GALAXY

                          Galaxies are groups of billions of stars that are held together by the force of gravity. Most
galaxies are either spiral or elliptical, but some are irregular in shape. The best known galaxy is the Milky Way. The word galaxy itself comes from the Greek word of Milk. This is because before telescopes were powerful enough to prove that they were made up of individual stars, galaxies looked like milky or cloudy areas in the sky. Our relatively small solar system is only one of 100-200 billion stars in the Milky Way Galaxy, which is 100,000 light years in diameter. The sun and all the planets take about 200,000,000 years to complete one orbit around its center. The large Magellanic Cloud, which is visible only in the southern
hemisphere, is 170,000 light years from Earth and 39,000 light years in diameter. The central galaxy of the Abell 2029 galaxy cluster was discovered in 1990. It is 1,070 million light years distant and has a diameter of 5.6 million light years, 80 times the diameter of our own galaxy.
                            A typical spiral galaxy is shaped like a flat disk, about 100,000 light-years in diameter, with a central bulge, or nucleus, containing old stars; winding through the disk are the characteristic spiral arms of dust, gas, and young stars (see stellar populations). This type of galaxy is further classified as being either a normal or a barred spiral. In the normal spiral, the arms, at least two in number, join smoothly with the nucleus; in the barred spiral, the arms project from a bank of stars that runs through the nucleus. The elliptical galaxies, lacking spiral arms entirely and containing little or no gas and dust, resemble the nuclei of spiral
galaxies. Their shapes vary from nearly spherical to highly flattened ellipsoids.
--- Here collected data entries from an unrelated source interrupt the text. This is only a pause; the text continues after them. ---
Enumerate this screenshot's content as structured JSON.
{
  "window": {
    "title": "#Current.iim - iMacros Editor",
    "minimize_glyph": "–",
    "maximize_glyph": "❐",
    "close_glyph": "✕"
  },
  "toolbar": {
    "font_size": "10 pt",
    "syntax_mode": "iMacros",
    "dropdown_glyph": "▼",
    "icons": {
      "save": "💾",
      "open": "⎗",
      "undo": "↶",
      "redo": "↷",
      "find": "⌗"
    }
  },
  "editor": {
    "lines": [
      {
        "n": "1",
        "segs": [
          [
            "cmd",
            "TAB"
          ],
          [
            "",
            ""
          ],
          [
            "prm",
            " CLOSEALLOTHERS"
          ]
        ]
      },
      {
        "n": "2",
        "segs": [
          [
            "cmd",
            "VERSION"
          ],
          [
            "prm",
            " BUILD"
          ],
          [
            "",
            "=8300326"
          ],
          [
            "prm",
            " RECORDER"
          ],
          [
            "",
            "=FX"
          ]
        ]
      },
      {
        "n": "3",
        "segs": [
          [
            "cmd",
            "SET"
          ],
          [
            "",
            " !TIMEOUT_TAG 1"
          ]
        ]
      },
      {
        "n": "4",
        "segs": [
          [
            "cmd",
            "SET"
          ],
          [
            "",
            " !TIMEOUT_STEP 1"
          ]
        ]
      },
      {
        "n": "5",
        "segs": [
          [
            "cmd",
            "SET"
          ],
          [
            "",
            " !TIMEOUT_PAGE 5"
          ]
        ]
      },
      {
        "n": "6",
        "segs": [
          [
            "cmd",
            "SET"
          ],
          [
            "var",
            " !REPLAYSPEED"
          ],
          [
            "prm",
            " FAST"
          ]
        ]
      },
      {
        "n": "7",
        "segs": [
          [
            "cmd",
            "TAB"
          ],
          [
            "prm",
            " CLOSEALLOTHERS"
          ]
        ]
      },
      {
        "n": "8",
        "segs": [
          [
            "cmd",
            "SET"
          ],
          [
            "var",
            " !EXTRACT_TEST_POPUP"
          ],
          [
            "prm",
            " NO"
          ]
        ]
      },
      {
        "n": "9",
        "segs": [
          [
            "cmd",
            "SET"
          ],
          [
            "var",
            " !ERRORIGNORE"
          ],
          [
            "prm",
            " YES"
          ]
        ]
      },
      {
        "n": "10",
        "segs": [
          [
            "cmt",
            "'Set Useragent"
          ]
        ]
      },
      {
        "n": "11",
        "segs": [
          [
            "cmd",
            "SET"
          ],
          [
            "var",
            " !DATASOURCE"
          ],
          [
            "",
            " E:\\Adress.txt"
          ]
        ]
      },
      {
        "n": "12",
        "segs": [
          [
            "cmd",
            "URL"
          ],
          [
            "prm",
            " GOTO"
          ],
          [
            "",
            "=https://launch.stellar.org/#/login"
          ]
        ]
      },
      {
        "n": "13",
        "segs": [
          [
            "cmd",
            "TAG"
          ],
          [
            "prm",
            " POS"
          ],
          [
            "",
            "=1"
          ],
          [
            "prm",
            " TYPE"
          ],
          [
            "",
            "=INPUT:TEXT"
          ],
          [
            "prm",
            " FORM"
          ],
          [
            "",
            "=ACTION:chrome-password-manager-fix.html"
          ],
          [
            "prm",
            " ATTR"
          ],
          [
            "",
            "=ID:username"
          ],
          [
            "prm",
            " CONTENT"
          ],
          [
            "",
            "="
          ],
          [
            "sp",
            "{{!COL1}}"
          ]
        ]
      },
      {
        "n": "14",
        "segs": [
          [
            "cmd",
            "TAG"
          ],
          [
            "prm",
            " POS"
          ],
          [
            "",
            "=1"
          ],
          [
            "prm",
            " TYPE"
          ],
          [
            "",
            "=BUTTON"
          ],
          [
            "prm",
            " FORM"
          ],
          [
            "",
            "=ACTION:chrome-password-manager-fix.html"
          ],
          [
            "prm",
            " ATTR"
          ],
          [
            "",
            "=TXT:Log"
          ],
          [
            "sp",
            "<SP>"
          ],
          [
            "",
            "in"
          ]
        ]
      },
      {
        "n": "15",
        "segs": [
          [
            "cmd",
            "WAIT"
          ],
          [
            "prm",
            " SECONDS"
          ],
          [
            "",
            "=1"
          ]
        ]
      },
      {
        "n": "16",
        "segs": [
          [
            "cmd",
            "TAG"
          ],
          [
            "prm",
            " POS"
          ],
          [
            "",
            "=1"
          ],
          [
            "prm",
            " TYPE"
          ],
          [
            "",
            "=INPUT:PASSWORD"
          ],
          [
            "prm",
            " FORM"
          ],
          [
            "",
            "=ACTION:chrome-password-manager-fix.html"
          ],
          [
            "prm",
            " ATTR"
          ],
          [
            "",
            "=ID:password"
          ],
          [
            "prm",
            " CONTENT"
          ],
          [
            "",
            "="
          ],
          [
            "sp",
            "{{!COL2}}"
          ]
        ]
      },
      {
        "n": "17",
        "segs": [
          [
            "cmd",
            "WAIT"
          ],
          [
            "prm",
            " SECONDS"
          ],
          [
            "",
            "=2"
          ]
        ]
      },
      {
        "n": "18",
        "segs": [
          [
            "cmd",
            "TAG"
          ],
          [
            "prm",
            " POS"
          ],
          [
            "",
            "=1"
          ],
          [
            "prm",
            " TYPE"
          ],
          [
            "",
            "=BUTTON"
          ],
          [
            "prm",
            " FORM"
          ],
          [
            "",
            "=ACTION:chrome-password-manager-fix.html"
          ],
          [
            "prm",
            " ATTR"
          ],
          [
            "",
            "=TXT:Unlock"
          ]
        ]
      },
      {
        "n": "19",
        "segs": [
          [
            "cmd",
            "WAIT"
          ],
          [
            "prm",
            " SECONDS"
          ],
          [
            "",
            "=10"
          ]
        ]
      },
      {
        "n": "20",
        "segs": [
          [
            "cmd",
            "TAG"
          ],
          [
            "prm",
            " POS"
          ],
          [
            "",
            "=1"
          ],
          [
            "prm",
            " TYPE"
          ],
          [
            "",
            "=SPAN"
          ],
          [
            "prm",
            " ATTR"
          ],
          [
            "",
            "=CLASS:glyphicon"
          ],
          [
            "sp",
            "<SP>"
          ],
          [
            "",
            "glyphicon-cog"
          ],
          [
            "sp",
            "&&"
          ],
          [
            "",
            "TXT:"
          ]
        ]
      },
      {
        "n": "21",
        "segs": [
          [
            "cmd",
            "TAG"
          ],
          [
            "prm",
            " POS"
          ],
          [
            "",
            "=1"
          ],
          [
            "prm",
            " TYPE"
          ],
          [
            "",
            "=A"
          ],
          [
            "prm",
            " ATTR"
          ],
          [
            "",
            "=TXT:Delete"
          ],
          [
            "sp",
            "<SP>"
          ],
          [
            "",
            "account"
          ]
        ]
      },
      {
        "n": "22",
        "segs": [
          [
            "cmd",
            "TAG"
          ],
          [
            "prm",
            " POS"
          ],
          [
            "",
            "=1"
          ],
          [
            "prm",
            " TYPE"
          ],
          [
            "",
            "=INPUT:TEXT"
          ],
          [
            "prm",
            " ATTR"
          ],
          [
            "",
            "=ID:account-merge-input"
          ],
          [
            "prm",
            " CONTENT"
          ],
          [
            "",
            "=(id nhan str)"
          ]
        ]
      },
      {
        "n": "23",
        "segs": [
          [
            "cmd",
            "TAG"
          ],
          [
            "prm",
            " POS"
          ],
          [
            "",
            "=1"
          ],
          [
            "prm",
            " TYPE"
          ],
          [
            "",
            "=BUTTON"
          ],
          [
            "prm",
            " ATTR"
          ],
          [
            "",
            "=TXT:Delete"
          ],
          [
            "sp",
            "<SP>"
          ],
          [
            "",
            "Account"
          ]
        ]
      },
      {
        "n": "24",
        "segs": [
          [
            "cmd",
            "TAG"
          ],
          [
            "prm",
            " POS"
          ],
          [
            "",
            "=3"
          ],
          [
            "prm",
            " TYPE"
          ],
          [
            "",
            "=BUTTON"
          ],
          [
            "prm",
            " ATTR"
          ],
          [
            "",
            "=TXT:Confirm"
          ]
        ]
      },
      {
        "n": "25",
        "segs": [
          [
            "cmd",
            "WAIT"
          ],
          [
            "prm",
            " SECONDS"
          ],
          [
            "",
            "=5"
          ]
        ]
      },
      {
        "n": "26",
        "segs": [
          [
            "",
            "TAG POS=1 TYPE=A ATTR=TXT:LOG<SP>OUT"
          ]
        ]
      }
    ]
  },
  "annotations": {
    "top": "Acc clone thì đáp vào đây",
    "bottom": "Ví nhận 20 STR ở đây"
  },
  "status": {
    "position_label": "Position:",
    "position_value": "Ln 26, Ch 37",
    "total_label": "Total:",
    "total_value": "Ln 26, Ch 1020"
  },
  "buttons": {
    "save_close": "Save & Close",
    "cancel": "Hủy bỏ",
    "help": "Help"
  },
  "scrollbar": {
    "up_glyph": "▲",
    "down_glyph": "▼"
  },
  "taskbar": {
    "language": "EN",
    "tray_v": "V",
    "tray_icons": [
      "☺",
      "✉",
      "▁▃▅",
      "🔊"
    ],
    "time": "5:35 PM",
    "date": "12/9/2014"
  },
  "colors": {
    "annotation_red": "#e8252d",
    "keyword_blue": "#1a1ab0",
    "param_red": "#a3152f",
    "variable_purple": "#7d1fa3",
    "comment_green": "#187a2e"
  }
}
Elliptical galaxies have a much greater variation in size, mass, and luminosity than do spiral galaxies; their sizes range from the largest known
galaxies of all, with luminosities about 10 times that of the Andromeda Galaxy, to the small dwarf elliptical, which can contain as few as a million stars. Irregular galaxies appear structure less and without any nucleus or rotational symmetry; their light comes mostly from young stars.